Developing the new ships will take anywhere from three-to-five years, Searles said, and in the meantime the Navy plans to buy used ships off the open market and modify them for DoD use. They will also extend the lives of the current ships in the sealift force to the best of their ability.

Collapse

In February, the Army sent a letter to Congress saying that the country's organic sealift capacity would fall below the level required to move the Army's equipment by 2024 if the Navy did not act fast.

“Without proactive recapitalization of the Organic Surge Sealift Fleet, the Army will face unacceptable risk in force projection capability beginning in 2024,” the document said, adding that the advanced age of the current fleet adds further risk to the equation.

“By 2034, 70% of the organic fleet will be over 60 years old — well past its economic useful life; further degrading the Army's ability to deploy forces,” the document reads.

The Army's G-4 also alluded to then-Defense Secretary Jim Mattis' readiness push, adding that even the most prepared forces wouldn't matter if they can't reach the front line.

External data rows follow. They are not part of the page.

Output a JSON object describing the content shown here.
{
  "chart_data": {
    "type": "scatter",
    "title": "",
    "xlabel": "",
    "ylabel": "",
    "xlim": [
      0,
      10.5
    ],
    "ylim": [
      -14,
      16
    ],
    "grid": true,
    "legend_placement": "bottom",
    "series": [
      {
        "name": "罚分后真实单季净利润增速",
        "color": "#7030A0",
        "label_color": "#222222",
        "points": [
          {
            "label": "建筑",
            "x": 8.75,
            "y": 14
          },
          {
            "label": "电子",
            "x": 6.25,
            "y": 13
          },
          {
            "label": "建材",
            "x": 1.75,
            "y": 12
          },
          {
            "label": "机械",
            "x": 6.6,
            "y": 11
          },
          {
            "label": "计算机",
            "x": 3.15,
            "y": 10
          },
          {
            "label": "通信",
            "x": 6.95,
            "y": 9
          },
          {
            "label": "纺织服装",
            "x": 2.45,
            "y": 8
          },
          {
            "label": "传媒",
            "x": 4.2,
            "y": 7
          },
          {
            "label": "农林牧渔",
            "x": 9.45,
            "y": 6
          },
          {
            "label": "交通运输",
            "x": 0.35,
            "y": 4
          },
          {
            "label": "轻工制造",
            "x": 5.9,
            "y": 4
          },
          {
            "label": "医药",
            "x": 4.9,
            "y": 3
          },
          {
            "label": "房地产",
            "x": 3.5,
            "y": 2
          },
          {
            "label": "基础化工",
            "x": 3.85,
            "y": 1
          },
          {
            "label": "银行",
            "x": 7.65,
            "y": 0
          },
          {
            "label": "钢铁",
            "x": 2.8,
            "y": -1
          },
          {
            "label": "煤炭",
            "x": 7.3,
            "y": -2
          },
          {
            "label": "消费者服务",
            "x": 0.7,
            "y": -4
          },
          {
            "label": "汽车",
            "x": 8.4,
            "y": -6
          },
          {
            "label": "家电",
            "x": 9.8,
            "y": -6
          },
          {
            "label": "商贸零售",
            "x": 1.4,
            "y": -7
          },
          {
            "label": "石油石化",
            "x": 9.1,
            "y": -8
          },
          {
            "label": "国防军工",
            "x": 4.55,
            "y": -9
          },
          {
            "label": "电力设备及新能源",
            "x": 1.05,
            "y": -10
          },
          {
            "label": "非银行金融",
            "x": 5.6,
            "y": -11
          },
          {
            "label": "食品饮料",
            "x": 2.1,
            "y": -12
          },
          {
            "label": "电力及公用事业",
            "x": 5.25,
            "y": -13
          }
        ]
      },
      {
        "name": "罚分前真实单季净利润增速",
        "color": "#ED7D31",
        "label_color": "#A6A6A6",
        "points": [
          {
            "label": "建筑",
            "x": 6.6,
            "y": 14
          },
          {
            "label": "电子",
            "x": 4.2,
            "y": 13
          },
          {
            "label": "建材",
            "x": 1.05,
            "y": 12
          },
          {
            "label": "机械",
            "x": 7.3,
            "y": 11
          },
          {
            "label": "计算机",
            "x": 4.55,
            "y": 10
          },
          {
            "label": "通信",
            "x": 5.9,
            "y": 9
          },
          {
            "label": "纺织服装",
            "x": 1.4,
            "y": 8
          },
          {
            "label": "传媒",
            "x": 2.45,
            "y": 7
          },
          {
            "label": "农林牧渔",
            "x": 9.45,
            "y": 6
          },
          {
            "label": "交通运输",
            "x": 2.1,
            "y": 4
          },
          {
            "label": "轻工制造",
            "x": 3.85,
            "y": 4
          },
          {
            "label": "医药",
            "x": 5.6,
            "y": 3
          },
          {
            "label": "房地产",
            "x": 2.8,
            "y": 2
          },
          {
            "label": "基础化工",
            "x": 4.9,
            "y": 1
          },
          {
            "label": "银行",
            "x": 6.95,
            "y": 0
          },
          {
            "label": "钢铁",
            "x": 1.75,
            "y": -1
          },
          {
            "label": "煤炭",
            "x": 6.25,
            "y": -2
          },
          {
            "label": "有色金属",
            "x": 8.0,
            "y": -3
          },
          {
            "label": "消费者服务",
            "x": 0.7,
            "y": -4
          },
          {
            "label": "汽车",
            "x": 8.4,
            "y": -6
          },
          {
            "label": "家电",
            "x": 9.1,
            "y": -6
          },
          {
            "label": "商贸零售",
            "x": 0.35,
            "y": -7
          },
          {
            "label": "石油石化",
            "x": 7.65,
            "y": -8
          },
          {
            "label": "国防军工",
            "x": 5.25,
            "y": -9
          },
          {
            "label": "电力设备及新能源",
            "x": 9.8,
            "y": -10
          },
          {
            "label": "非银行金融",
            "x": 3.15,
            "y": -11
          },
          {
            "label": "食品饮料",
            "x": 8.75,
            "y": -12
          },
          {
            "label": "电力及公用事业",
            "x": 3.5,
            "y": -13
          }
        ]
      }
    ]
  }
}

“Shortfalls in sealift capacity undermine the effectiveness of US conventional deterrence as even a fully-resourced and trained force has limited deterrent value if an adversary believes they can achieve their strategic objective in the window of opportunity before American land forces arrive,” the paper reads. “The Army's ability to project military power influences adversaries' risk calculations.”

The document reflects the Army's growing impatience with the Navy's efforts to recapitalize its surge sealift ships, which are composed of a series of roll-on/roll-off ships and other special-purpose vessels operated by Military Sealift Command and the Maritime Administration.

And Capitol Hill shares the Army's view, according to two HASC staffers, who spoke to Defense News last year on condition of anonymity.

The Navy, which is responsible for recapitalizing the surge sealift force, put forward a budget in 2019 that called for about $242 million over the next five years, the bulk of which would go toward designing and developing a new platform that will replace the current vessels.

HASC lawmakers considered that amount of funding not enough to make any serious inroads on recapitalization, and certainly not enough to forestall the critical shortfall identified in the information paper, the staffers said.